Recent studies have shown there is anywhere from 1,050 to 2,146 students currently enrolled at UT-Austin who originate from various counties within the Rio Grande Valley. It is these students who have experienced first-hand the necessity for change in higher education and health care.
Elisa Benavides, biology junior and native of Edinburg, Texas, situated in Rio Grande Valley, said she was offered a full ride to the UT-Pan American campus but elected to attend UT-Austin in hopes of creating a more competitive and challenging environment for herself.
“After taking summer classes at UTPA my sophomore year of high school, I felt as if I could experience bigger things at UT,” Benavides said.
Katie Rodriguez, business sophomore from Mission, Texas, said she sees the potential for Project South Texas to inspire confidence and tenacity within residents of the Rio Grande Valley, known locally as the RGV or simply the Valley.
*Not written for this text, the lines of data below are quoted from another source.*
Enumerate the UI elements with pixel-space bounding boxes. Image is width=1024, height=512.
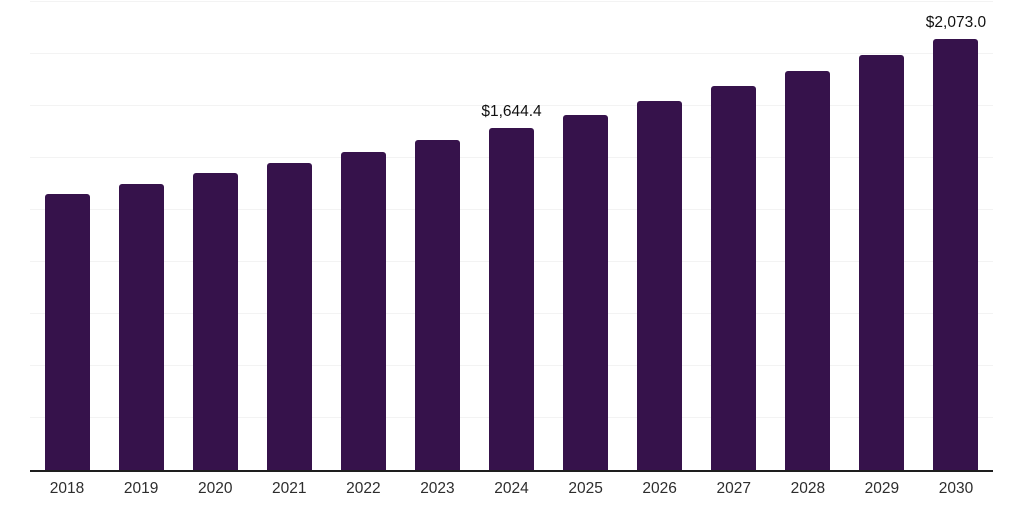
x-tick-label-2020: 2020 bbox=[197, 480, 233, 497]
bar-2025 bbox=[563, 114, 609, 470]
bar-2024 bbox=[489, 127, 534, 470]
bar-slot-2018 bbox=[30, 2, 104, 470]
x-tick-label-2026: 2026 bbox=[642, 480, 677, 497]
bar-slot-2020 bbox=[178, 2, 252, 470]
bar-2028 bbox=[785, 70, 831, 470]
bar-slot-2023 bbox=[400, 2, 474, 470]
x-tick-label-2025: 2025 bbox=[568, 480, 603, 497]
bar-2023 bbox=[414, 139, 460, 470]
x-tick-label-2027: 2027 bbox=[716, 480, 751, 497]
bar-2030 bbox=[933, 38, 979, 470]
bar-slot-2022 bbox=[326, 2, 400, 470]
bar-2027 bbox=[711, 86, 757, 470]
x-tick-label-2022: 2022 bbox=[346, 480, 381, 497]
data-label-2030: $2,073.0 bbox=[925, 13, 987, 31]
bar-2020 bbox=[192, 173, 238, 470]
bar-2018 bbox=[44, 193, 90, 470]
gridline bbox=[30, 105, 993, 106]
bar-slot-2019 bbox=[104, 2, 178, 470]
bar-slot-2026 bbox=[623, 2, 697, 470]
x-tick-label-2019: 2019 bbox=[123, 480, 159, 497]
bar-slot-2024: $1,644.4 bbox=[474, 2, 548, 470]
bar-slot-2029 bbox=[845, 2, 919, 470]
bar-2019 bbox=[118, 183, 164, 470]
bar-2021 bbox=[266, 162, 312, 470]
x-tick-label-2023: 2023 bbox=[420, 480, 455, 497]
bar-slot-2025 bbox=[549, 2, 623, 470]
gridline bbox=[30, 1, 993, 2]
x-axis-tick-labels: 2018 2019 2020 2021 2022 2023 2024 2025 2026 2027… bbox=[30, 480, 993, 498]
plot-area: $1,644.4 $2,073.0 bbox=[30, 1, 993, 472]
x-tick-label-2018: 2018 bbox=[49, 480, 85, 497]
bars-container: $1,644.4 $2,073.0 bbox=[30, 2, 993, 470]
x-tick-label-2024: 2024 bbox=[494, 480, 529, 497]
bar-slot-2028 bbox=[771, 2, 845, 470]
gridline bbox=[30, 53, 993, 54]
data-label-2024: $1,644.4 bbox=[481, 102, 542, 120]
x-tick-label-2029: 2029 bbox=[864, 480, 900, 497]
x-tick-label-2030: 2030 bbox=[938, 480, 974, 497]
bar-slot-2030: $2,073.0 bbox=[919, 2, 993, 470]
bar-2029 bbox=[859, 55, 905, 470]
x-tick-label-2021: 2021 bbox=[272, 480, 307, 497]
bar-slot-2027 bbox=[697, 2, 771, 470]
x-tick-label-2028: 2028 bbox=[790, 480, 826, 497]
bar-slot-2021 bbox=[252, 2, 326, 470]
bar-2022 bbox=[340, 151, 386, 470]
bar-2026 bbox=[637, 100, 683, 470]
Rodriguez’s mother, who works as a principal at an elementary school within the Valley recently struggled with her school district to allow her to bring her fourth and fifth graders to UT-Austin and display the possibilities that lay outside the county borders.
“There are many students in the Valley who want to go into the medical field, but do not have the knowledge or resources to leave the Valley,” Rodriguez said.
Project South Texas not only aims to inspire a sense of purpose for RGV students, but it also helps mend the growing health and economic problems within the Valley as well.
“Texas in general, compared to the rest of the country, has a large need for doctors but South Texas in particular has a serious dearth of physicians,” UT System spokeswoman Jenny LaCoste-Caputo said.
Aside from lengthy waits for the chance to schedule appointments, quality assurance is also a source of trepidation. Rodriguez said her younger brother recently dealt with a severe case of “Cat scratch fever” and needed to be taken to facilities in San Antonio to receive proper care.
“The doctors in the Valley, who could not diagnose this, wanted to perform exploratory surgery along his neck and the base of his skull,” Rodriguez said. “We took him up to San Antonio, where they immediately diagnosed and treated him.”
LaCoste-Caputo said that statistically, people who go through medical school and practice their residency within the region are 80 percent more likely to stay and practice in that region.
“Giving the opportunity for people to train in South Texas will mean we can build a workforce of physicians there to provide care,” LaCoste-Caputo said.
At the time of its opening, which is scheduled for 2015, the South Texas medical school will be the first medical school within the UT System to be directly integrated with a university. Shortly to be followed by the Dell Medical School at the flagship campus in 2016, the two historically different colleges are now united by a common goal: to provide community health care.
“We need more opportunity for quality higher education in Texas,” LaCoste-Caputo said.